Google I/O day 2: BigQuery and Prediction APIs

First up this morning on the App Engine track is the BigQuery and Prediction APIs talk.

BigQuery

First up is BigQuery. BigQuery is a new API that lets you make use of Google's infrastructure for performing queries and analysis over large collections of read only data. It's designed to scale to massive datasets, and integrates well with App Engine and other platforms.

To use it, you start by uploading your data to the new Google Storage service. Then, you import it into BigQuery tables, and you can run queries on those tables. Despite the fact that it handles billions of rows of data, there's no need to explicitly define indexes, or to shard your data.

The syntax used to query should be familiar: It's based on SQL, and is extremely flexible. Using the example of the database of all Wikipedia revisions, getting the 5 most edited titles is as simple as:

SELECT TOP(title, 5), COUNT(*) FROM [bigquery.test.001/tables/wikipedia] WHERE wp_namespace = 0;

The speed has to be seen to be believed - response times from under a second to a few seconds for hundreds of millions to tens of billions of rows - seemingly regardless of the query.

The API is extremely simple, and based on JSON - see the docs for details.

Prediction API

The prediction API is machine learning - specifically, Supervised Classification - exposed as a web service. Just like with BigQuery, you start by uploading your data to Google Storage, and building/training your model offline.

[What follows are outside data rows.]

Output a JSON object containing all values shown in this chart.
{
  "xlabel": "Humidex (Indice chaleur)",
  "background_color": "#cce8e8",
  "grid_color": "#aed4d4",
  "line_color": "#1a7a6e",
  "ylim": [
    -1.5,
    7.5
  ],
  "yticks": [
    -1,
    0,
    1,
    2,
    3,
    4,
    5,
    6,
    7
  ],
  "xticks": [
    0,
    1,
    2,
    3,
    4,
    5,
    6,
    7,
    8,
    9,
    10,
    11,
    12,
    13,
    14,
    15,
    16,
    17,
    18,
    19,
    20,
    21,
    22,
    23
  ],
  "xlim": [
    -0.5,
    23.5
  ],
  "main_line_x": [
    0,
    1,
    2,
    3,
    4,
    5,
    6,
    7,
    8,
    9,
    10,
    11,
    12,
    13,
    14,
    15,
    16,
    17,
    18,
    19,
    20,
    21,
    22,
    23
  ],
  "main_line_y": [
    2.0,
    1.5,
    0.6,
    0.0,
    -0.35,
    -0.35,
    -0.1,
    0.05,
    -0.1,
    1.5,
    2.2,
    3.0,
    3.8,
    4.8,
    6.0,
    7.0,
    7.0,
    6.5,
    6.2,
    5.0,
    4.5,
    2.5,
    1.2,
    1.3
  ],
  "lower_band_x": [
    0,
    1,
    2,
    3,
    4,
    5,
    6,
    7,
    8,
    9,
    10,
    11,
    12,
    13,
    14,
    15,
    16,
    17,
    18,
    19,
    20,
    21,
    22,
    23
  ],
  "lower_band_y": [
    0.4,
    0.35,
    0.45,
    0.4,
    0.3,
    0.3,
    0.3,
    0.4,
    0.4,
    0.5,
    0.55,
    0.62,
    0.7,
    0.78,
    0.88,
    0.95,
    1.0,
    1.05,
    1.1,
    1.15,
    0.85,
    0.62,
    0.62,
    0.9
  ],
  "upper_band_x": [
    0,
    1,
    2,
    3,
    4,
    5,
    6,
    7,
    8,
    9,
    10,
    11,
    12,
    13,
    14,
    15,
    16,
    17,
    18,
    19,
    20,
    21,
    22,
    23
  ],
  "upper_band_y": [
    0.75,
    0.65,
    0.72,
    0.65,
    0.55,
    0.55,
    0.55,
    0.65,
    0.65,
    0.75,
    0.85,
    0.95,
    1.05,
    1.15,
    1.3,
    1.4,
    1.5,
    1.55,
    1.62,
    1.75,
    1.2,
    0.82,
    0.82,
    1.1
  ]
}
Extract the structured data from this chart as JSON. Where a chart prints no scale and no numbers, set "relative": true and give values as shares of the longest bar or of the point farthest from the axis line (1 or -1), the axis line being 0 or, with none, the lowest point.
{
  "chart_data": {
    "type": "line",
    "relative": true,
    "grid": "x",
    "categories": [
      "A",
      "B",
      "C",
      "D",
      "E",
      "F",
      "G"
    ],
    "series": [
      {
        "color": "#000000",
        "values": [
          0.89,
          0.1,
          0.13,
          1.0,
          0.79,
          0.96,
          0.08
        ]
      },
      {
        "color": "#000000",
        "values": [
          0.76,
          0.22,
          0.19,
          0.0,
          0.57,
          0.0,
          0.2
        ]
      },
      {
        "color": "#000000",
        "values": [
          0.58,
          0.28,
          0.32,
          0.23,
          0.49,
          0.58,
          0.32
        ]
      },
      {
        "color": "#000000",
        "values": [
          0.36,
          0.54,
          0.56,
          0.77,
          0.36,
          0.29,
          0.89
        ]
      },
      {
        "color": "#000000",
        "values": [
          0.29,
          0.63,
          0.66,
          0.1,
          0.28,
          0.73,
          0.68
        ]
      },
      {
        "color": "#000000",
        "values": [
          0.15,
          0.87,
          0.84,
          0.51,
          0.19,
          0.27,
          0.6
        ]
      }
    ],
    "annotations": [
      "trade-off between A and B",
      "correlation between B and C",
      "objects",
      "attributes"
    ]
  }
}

Once that's done, though, you can do predictions in real-time.

The input format is quite straightforward, and documented here. For text data, it's simply a CSV file of output 'labels' and input strings. The Machine learning API takes care of building a model based on that.

Once it's trained, doing a prediction request is as easy as you'd expect: Simply provide an element of data, such as a text string, and the API will use your trained model to predict which label should be associated with it.

I already have a couple of applications in mind for these APIs. Do you? Let me know what you'd like to see in the comments.